The flow of blood never seems to cease in Balochistan. Attention of the world has been directed towards it.

The flow of blood never seems to cease in Balochistan. Within some 24 hours, multiple incidents have highlighted the scale of violence in the province and once more brought forward the fact that the situation is out of control. The body of a nationalist leader, Sangat Sana of the Balochistan Republican Army, was found dumped at Murgat in the Turbat district, 30 bullets pumped through his chest. Sana had been missing since 2008; his father is among those protesting the missing people of Balochistan outside the Karachi Press Club. This was not the only instance of violent death. In Dera Murad Jamali, two children were killed when a police check-post was attacked by bombers. In Turbat seven labourers from Sindh and Waziristan were gunned down by nationalists who stated they objected to their work on oil and gas installations. Their ethnicity may, of course, have been a factor too, while in Naseerabad a member of the security forces was shot dead by unknown assailants — though it is not hard to imagine who these might have been. The violence seems to be accelerating rapidly, with the situation quite clearly lying beyond the control of the government.

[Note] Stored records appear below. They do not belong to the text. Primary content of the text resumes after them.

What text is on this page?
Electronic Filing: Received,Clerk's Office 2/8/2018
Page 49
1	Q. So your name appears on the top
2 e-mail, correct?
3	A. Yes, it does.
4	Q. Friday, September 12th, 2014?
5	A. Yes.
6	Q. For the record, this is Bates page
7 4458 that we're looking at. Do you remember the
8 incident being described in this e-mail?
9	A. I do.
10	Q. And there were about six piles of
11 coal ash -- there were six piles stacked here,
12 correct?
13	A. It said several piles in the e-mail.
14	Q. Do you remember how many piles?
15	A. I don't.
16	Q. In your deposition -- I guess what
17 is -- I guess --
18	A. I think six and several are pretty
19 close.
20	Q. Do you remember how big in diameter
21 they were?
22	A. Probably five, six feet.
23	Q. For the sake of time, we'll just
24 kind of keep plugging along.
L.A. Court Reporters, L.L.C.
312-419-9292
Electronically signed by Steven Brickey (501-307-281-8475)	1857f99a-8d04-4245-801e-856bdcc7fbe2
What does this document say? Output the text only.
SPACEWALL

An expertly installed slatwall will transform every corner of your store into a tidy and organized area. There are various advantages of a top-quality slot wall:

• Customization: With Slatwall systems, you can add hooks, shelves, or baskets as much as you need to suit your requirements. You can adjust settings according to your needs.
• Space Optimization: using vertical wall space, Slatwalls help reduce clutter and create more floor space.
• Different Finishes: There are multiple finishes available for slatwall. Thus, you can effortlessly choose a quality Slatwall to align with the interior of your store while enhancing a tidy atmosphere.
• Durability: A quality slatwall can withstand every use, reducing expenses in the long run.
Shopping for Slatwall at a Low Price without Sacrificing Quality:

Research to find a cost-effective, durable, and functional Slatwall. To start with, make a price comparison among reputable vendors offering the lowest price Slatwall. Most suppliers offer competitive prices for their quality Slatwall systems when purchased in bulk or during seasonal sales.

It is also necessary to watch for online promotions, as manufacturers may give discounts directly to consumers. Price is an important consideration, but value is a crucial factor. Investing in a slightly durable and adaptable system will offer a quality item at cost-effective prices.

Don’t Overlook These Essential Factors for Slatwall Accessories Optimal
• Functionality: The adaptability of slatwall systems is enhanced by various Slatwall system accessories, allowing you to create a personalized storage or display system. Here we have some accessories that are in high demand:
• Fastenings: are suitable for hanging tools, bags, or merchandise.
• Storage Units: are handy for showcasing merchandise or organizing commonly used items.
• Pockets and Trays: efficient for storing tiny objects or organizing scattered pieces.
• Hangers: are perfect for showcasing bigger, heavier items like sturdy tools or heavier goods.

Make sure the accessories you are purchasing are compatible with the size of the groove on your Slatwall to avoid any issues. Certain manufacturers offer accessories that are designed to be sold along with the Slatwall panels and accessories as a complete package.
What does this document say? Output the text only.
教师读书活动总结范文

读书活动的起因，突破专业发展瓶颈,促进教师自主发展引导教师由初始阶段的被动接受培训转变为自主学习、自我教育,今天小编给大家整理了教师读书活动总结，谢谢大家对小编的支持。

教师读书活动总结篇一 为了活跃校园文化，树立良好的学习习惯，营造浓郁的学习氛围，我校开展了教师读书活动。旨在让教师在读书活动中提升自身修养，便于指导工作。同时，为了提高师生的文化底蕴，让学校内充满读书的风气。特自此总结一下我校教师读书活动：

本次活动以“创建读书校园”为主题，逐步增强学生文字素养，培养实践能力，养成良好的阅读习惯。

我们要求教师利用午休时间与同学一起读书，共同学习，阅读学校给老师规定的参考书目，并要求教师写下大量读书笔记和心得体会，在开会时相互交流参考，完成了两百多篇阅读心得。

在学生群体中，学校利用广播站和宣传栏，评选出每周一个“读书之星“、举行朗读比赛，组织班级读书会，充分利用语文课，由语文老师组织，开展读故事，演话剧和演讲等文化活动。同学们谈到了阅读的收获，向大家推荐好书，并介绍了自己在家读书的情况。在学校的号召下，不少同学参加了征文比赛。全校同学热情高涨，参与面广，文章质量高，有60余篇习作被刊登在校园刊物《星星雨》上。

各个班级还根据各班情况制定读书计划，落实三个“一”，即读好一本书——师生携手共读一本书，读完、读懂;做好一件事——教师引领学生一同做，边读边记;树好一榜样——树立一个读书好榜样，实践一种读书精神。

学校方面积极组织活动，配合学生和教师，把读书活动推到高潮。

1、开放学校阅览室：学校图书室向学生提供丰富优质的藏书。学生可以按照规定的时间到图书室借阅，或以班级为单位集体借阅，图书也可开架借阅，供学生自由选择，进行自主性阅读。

The attention of the world has indeed been directed towards Balochistan. The US House Committee on Foreign Affairs, after hearing alarming testimony from a host of representatives of human rights monitoring bodies has declared the province a ‘troubled’ area. Amnesty International has demanded a cut-off of military aid and in an unusual interview for a diplomat, the US envoy to Pakistan Cameron Munter, in an interview to the BBC has expressed concern over the situation in Balochistan. The voices of the Baloch have, of course, been ignored for years. It is now to be seen if international pressure can play a part in stemming the string of atrocities that have torn the province apart and created a state of affairs that grows grimmer by the day as the toll of misery and death continues to rise.

Published in The Express Tribune, February 16th, 2012.